Keheningan panjang terjadi di antara mereka.

Lalu makanan pun tiba, dan bersamaan dengan itu, sesuatu yang tak terucapkan pun berubah.

Mereka makan perlahan, tanpa tekanan obrolan yang dipaksakan. Sesekali, Leon bertanya padanya jenis musik apa yang ia sukai, apakah ia suka membaca, apakah ia menyukai pemandangan kota atau merindukan sesuatu yang lebih tenang.

Untuk pertama kalinya, dia tidak menginterogasinya. Dia penasaran. Sungguh-sungguh.

Dan Hana mendapati dirinya terbuka.

Dia bercerita tentang buku-buku kesukaannya, bagaimana dia dulu bekerja paruh waktu di toko buku untuk menabung, dan bagaimana ibunya biasa menyanyikan lagu untuknya saat dia masih kecil.

Leon mendengarkan.
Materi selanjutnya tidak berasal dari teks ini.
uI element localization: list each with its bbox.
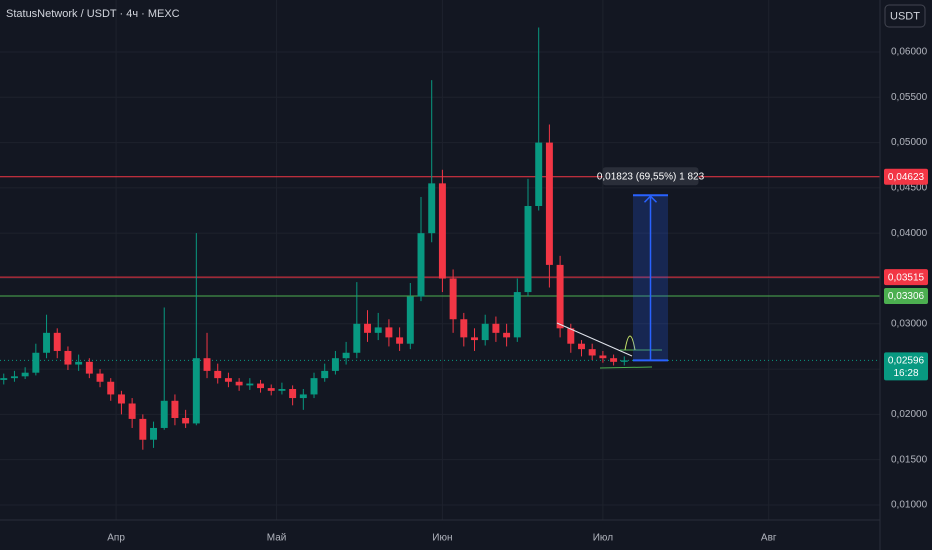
measure-label-box (602, 167, 699, 186)
candle-body (545, 142, 553, 265)
candle-body (471, 337, 478, 341)
candle-body (428, 183, 436, 234)
candle-body (214, 370, 222, 379)
candle-body (396, 337, 404, 344)
candle-body (267, 388, 275, 391)
y-tick-label: 0,06000 (891, 47, 928, 58)
candle-body (171, 400, 179, 418)
candle-body (374, 327, 382, 333)
candle-body (610, 358, 618, 362)
candle-body (10, 376, 18, 379)
y-tick-label: 0,05000 (891, 137, 928, 148)
candle-body (513, 292, 521, 338)
measure-arrowhead (643, 195, 658, 203)
candle-body (224, 378, 232, 382)
candle-body (150, 427, 158, 440)
candle-body (460, 319, 468, 338)
price-level-label: 0,03515 (888, 272, 925, 283)
currency-button-frame[interactable] (884, 4, 926, 28)
candle-body (64, 350, 72, 365)
candle-body (75, 361, 83, 365)
y-tick-label: 0,05500 (891, 92, 928, 103)
candle-body (353, 323, 361, 353)
candle-body (599, 355, 607, 359)
candle-body (278, 389, 286, 391)
candle-body (364, 323, 371, 333)
candle-body (492, 323, 500, 333)
currency-button-label[interactable]: USDT (890, 10, 920, 22)
candle-body (535, 142, 543, 207)
x-tick-label: Июн (432, 533, 452, 544)
candle-body (481, 323, 489, 341)
y-tick-label: 0,04000 (891, 228, 928, 239)
candle-body (417, 233, 425, 297)
candle-body (438, 183, 446, 279)
candle-body (310, 378, 318, 395)
candle-body (246, 383, 254, 386)
last-price-countdown: 16:28 (893, 368, 918, 379)
price-level-label: 0,04623 (888, 172, 925, 183)
drawings (556, 322, 662, 369)
candle-body (342, 352, 350, 359)
y-tick-label: 0,01500 (891, 454, 928, 465)
candle-body (385, 327, 393, 338)
price-level-label: 0,03306 (888, 291, 925, 302)
candle-body (331, 358, 339, 371)
candle-body (588, 349, 596, 356)
x-tick-label: Апр (107, 533, 125, 544)
support-line (599, 366, 653, 369)
measure-label: 0,01823 (69,55%) 1 823 (597, 171, 705, 182)
y-tick-label: 0,02000 (891, 409, 928, 420)
candle-body (0, 378, 8, 380)
candle-body (289, 389, 297, 399)
candle-body (21, 372, 29, 377)
candles (0, 27, 628, 450)
y-tick-label: 0,01000 (891, 500, 928, 511)
y-tick-label: 0,04500 (891, 183, 928, 194)
candle-body (620, 360, 628, 362)
candle-body (299, 394, 307, 399)
candle-body (192, 358, 200, 424)
y-tick-label: 0,03000 (891, 318, 928, 329)
candle-body (160, 400, 168, 428)
candle-body (107, 381, 115, 395)
candle-body (139, 418, 147, 440)
x-tick-label: Май (267, 533, 287, 544)
candle-body (578, 343, 585, 350)
last-price-label: 0,02596 (888, 356, 925, 367)
measure-tool: 0,01823 (69,55%) 1 823 (597, 167, 705, 362)
currency-button[interactable]: USDT (884, 4, 926, 28)
candle-body (406, 296, 414, 344)
candle-body (235, 381, 243, 386)
candle-body (449, 278, 457, 320)
candle-body (203, 358, 211, 371)
candle-body (53, 332, 61, 351)
x-tick-label: Авг (761, 533, 777, 544)
price-level-badge (884, 269, 928, 286)
candle-body (503, 332, 511, 338)
candle-body (556, 264, 564, 329)
price-level-badge (884, 168, 928, 185)
candle-body (43, 332, 51, 353)
x-tick-label: Июл (593, 533, 613, 544)
candle-body (567, 328, 575, 344)
candle-body (32, 352, 40, 373)
candle-body (182, 417, 190, 424)
candle-body (257, 383, 264, 389)
trend-line (556, 322, 633, 357)
candle-body (117, 394, 125, 404)
candle-body (524, 206, 532, 293)
last-price-badge (884, 352, 928, 381)
candle-body (128, 403, 136, 419)
candle-body (85, 361, 93, 374)
price-level-badge (884, 288, 928, 305)
candle-body (96, 373, 104, 382)
axes: 0,010000,015000,020000,025000,030000,035… (107, 47, 928, 544)
candle-body (321, 370, 329, 379)
symbol-title: StatusNetwork / USDT · 4ч · MEXC (6, 8, 180, 20)
arc-drawing (624, 335, 636, 351)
Benar-benar mendengarkan.

Ketika mereka kembali ke mobil, perjalanan pulang terasa sunyi, tetapi tidak terasa canggung. Hana sedikit mencondongkan tubuh ke arah jendela, pikirannya berkelana.
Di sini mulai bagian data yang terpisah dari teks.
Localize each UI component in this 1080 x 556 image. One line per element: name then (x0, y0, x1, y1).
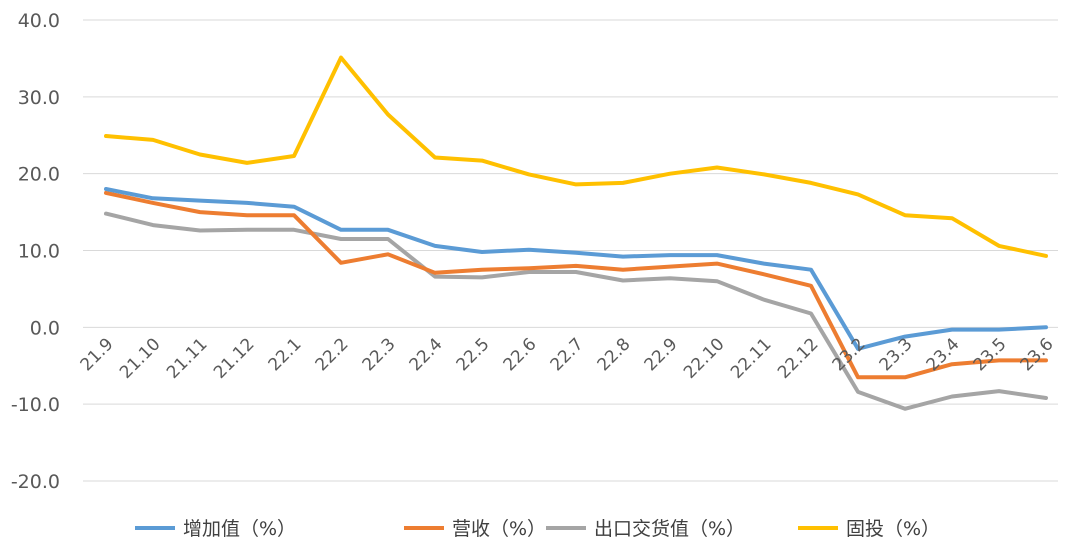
x-tick-label: 21.10 (116, 334, 165, 383)
y-tick-label: 0.0 (30, 317, 60, 339)
y-tick-label: 20.0 (18, 164, 60, 186)
x-tick-label: 22.9 (641, 334, 682, 375)
series-line-3 (104, 211, 1048, 411)
series-lines (104, 55, 1048, 411)
x-tick-label: 22.8 (594, 334, 635, 375)
x-tick-label: 22.6 (500, 334, 541, 375)
legend-label-2: 营收（%） (452, 518, 546, 540)
x-tick-label: 22.12 (774, 334, 823, 383)
x-tick-label: 23.6 (1017, 334, 1058, 375)
y-tick-label: 10.0 (18, 241, 60, 263)
series-line-4 (104, 55, 1048, 258)
x-tick-label: 21.11 (163, 334, 212, 383)
x-tick-label: 22.11 (727, 334, 776, 383)
x-tick-label: 21.12 (210, 334, 259, 383)
y-axis-tick-labels: 40.0 30.0 20.0 10.0 0.0 -10.0 -20.0 (11, 10, 60, 493)
x-tick-label: 22.5 (453, 334, 494, 375)
x-tick-label: 22.3 (359, 334, 400, 375)
gridlines (83, 19, 1058, 482)
x-tick-label: 21.9 (77, 334, 118, 375)
x-tick-label: 22.2 (312, 334, 353, 375)
x-tick-label: 22.4 (406, 334, 447, 375)
legend-label-3: 出口交货值（%） (594, 518, 745, 540)
x-tick-label: 22.1 (265, 334, 306, 375)
x-tick-label: 23.2 (829, 334, 870, 375)
series-line-1 (104, 187, 1048, 351)
legend-label-4: 固投（%） (846, 518, 940, 540)
x-tick-label: 23.3 (876, 334, 917, 375)
legend-label-1: 增加值（%） (183, 518, 296, 540)
y-tick-label: 40.0 (18, 10, 60, 32)
legend: 增加值（%） 营收（%） 出口交货值（%） 固投（%） (135, 518, 940, 540)
y-tick-label: -10.0 (11, 394, 60, 416)
x-tick-label: 23.5 (970, 334, 1011, 375)
y-tick-label: -20.0 (11, 471, 60, 493)
series-line-2 (104, 190, 1048, 380)
x-tick-label: 22.10 (680, 334, 729, 383)
x-tick-label: 22.7 (547, 334, 588, 375)
y-tick-label: 30.0 (18, 87, 60, 109)
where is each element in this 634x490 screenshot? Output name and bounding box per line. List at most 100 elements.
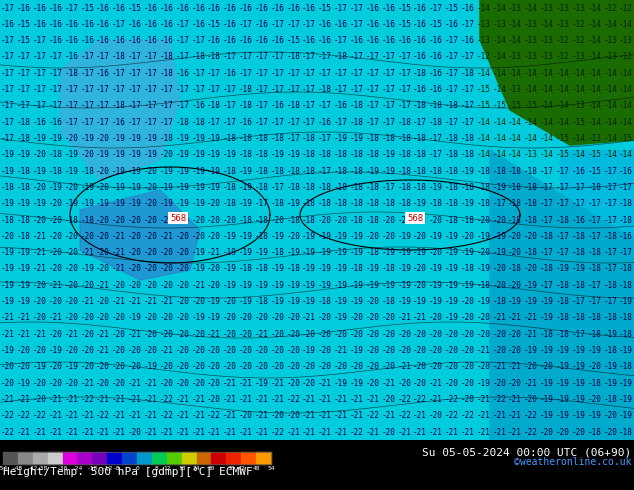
Text: -19: -19 bbox=[619, 411, 633, 420]
Text: -21: -21 bbox=[382, 379, 395, 388]
Text: -20: -20 bbox=[429, 362, 443, 371]
Text: -17: -17 bbox=[223, 101, 236, 110]
Text: -19: -19 bbox=[398, 297, 411, 306]
Text: -20: -20 bbox=[302, 379, 316, 388]
Text: -21: -21 bbox=[65, 330, 79, 339]
Text: -14: -14 bbox=[508, 118, 522, 126]
Text: -15: -15 bbox=[318, 3, 332, 13]
Text: -21: -21 bbox=[508, 362, 522, 371]
Text: -18: -18 bbox=[366, 199, 379, 208]
Text: -18: -18 bbox=[255, 265, 268, 273]
Text: 42: 42 bbox=[238, 466, 245, 470]
Text: -16: -16 bbox=[271, 3, 284, 13]
Text: -18: -18 bbox=[17, 183, 31, 192]
Text: -17: -17 bbox=[271, 118, 284, 126]
Text: -18: -18 bbox=[49, 167, 63, 175]
Text: -20: -20 bbox=[65, 265, 79, 273]
Text: -20: -20 bbox=[302, 330, 316, 339]
Text: -18: -18 bbox=[603, 346, 617, 355]
Text: -18: -18 bbox=[318, 183, 332, 192]
Text: -18: -18 bbox=[334, 167, 347, 175]
Text: -18: -18 bbox=[555, 281, 569, 290]
Text: -20: -20 bbox=[382, 330, 395, 339]
Text: -21: -21 bbox=[17, 395, 31, 404]
Text: -16: -16 bbox=[81, 20, 94, 29]
Text: -18: -18 bbox=[160, 69, 174, 78]
Text: -19: -19 bbox=[350, 232, 363, 241]
Text: -18: -18 bbox=[255, 183, 268, 192]
Text: -17: -17 bbox=[429, 134, 443, 143]
Text: -13: -13 bbox=[555, 3, 569, 13]
Text: -17: -17 bbox=[302, 85, 316, 94]
Text: -17: -17 bbox=[366, 85, 379, 94]
Text: -20: -20 bbox=[508, 379, 522, 388]
Text: -19: -19 bbox=[540, 313, 553, 322]
Text: -20: -20 bbox=[318, 313, 332, 322]
Text: -19: -19 bbox=[239, 297, 252, 306]
Text: -17: -17 bbox=[555, 248, 569, 257]
Text: -19: -19 bbox=[619, 346, 633, 355]
Text: -19: -19 bbox=[571, 379, 585, 388]
Text: -18: -18 bbox=[571, 248, 585, 257]
Text: -20: -20 bbox=[223, 297, 236, 306]
Text: -19: -19 bbox=[239, 248, 252, 257]
Text: -20: -20 bbox=[112, 346, 126, 355]
Text: -19: -19 bbox=[176, 183, 189, 192]
Text: -19: -19 bbox=[603, 379, 617, 388]
Text: -18: -18 bbox=[191, 118, 205, 126]
Text: -19: -19 bbox=[555, 346, 569, 355]
Text: -22: -22 bbox=[413, 395, 427, 404]
Text: -21: -21 bbox=[33, 248, 47, 257]
Text: -21: -21 bbox=[128, 411, 142, 420]
Text: -15: -15 bbox=[476, 101, 490, 110]
Text: -17: -17 bbox=[81, 85, 94, 94]
Text: -17: -17 bbox=[17, 85, 31, 94]
Text: -19: -19 bbox=[334, 313, 347, 322]
Text: -17: -17 bbox=[255, 85, 268, 94]
Text: -15: -15 bbox=[571, 118, 585, 126]
Text: -18: -18 bbox=[619, 330, 633, 339]
Text: -17: -17 bbox=[350, 85, 363, 94]
Text: -20: -20 bbox=[81, 330, 94, 339]
Text: -20: -20 bbox=[1, 362, 15, 371]
Text: -20: -20 bbox=[191, 330, 205, 339]
Text: -18: -18 bbox=[555, 330, 569, 339]
Text: -18: -18 bbox=[508, 183, 522, 192]
Text: -17: -17 bbox=[144, 85, 158, 94]
Text: -17: -17 bbox=[49, 85, 63, 94]
Text: -13: -13 bbox=[603, 52, 617, 61]
Text: -20: -20 bbox=[33, 281, 47, 290]
Text: -17: -17 bbox=[128, 85, 142, 94]
Text: -18: -18 bbox=[302, 216, 316, 224]
Text: -13: -13 bbox=[492, 20, 506, 29]
Text: -16: -16 bbox=[65, 52, 79, 61]
Text: -18: -18 bbox=[524, 183, 538, 192]
Text: -19: -19 bbox=[287, 281, 300, 290]
Text: -22: -22 bbox=[524, 427, 538, 437]
Text: -19: -19 bbox=[239, 167, 252, 175]
Text: -21: -21 bbox=[508, 313, 522, 322]
Text: -18: -18 bbox=[460, 69, 474, 78]
Text: -19: -19 bbox=[17, 379, 31, 388]
Text: -18: -18 bbox=[239, 134, 252, 143]
Text: -18: -18 bbox=[255, 150, 268, 159]
Text: -20: -20 bbox=[382, 313, 395, 322]
Text: -20: -20 bbox=[271, 216, 284, 224]
Text: -20: -20 bbox=[160, 281, 174, 290]
Text: -19: -19 bbox=[492, 232, 506, 241]
Text: -20: -20 bbox=[239, 362, 252, 371]
Text: -19: -19 bbox=[350, 248, 363, 257]
Text: -19: -19 bbox=[571, 395, 585, 404]
Text: -21: -21 bbox=[302, 427, 316, 437]
Text: -21: -21 bbox=[398, 313, 411, 322]
Text: -21: -21 bbox=[176, 427, 189, 437]
Text: 568: 568 bbox=[170, 214, 186, 222]
Text: -21: -21 bbox=[160, 346, 174, 355]
Text: -18: -18 bbox=[460, 183, 474, 192]
Text: -19: -19 bbox=[555, 411, 569, 420]
Text: -22: -22 bbox=[160, 395, 174, 404]
Text: -16: -16 bbox=[366, 20, 379, 29]
Text: -19: -19 bbox=[176, 167, 189, 175]
Text: -20: -20 bbox=[460, 313, 474, 322]
Text: -14: -14 bbox=[524, 134, 538, 143]
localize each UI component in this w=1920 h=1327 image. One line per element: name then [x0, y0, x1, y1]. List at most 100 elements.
Apakah dia mulai menyukai pria ini?

Malam itu, dia berjalan ke ruang tamu dan mendapati Leon duduk di sofa, segelas wiski di tangannya, televisi menyala tetapi tidak mengeluarkan suara.

Dia berbalik saat melihatnya.

"Tidak bisa tidur?" tanyanya.

Dia menggeleng. "Tidak juga."

Dia menepuk kursi di sampingnya.

Hana ragu sejenak, lalu menyeberangi ruangan dan duduk di sampingnya.

Mereka duduk diam selama beberapa menit. Lalu Leon berbicara.

"Ibuku dulu main piano. Dia anggun. Cantik. Ayahku... tidak begitu. Dia dingin. Mengontrol."

Hana berbalik ke arahnya.

"Itukah sebabnya kamu tidak percaya cinta?" tanyanya lembut.

Dia menatapnya, matanya gelap dan tak terbaca.

"Aku percaya cinta itu kelemahan jika digunakan oleh orang yang salah," katanya. "Tapi entahlah... Terkadang kau membuatku mempertanyakannya."

Napasnya tercekat.

Leon meletakkan gelasnya. Ia tak meraihnya, tak menyentuhnya. Namun tatapannya tak pernah lepas dari mata wanita itu.

"Aku tidak bisa menjanjikan apa pun, Hana. Tapi aku bisa mencoba," katanya.

Dia menelan ludah. "Coba?"

"Menjadi lebih baik."

Hana mengangguk pelan, jantungnya berdebar kencang. "Aku mau itu."

Malam itu, ia tidak tidur di pojok tempat tidur. Dan Leon tidak kembali ke kamar tamu.

Mereka tidak berciuman. Mereka tidak berpegangan tangan.

Tapi mereka sleep berdampingan.

Tidak sebagai orang asing.

Tetapi sebagai dua orang yang mulai bertemu untuk pertama kalinya.

Dan mungkin… mungkin saja… itu sekilas gambaran dari sesuatu yang nyata.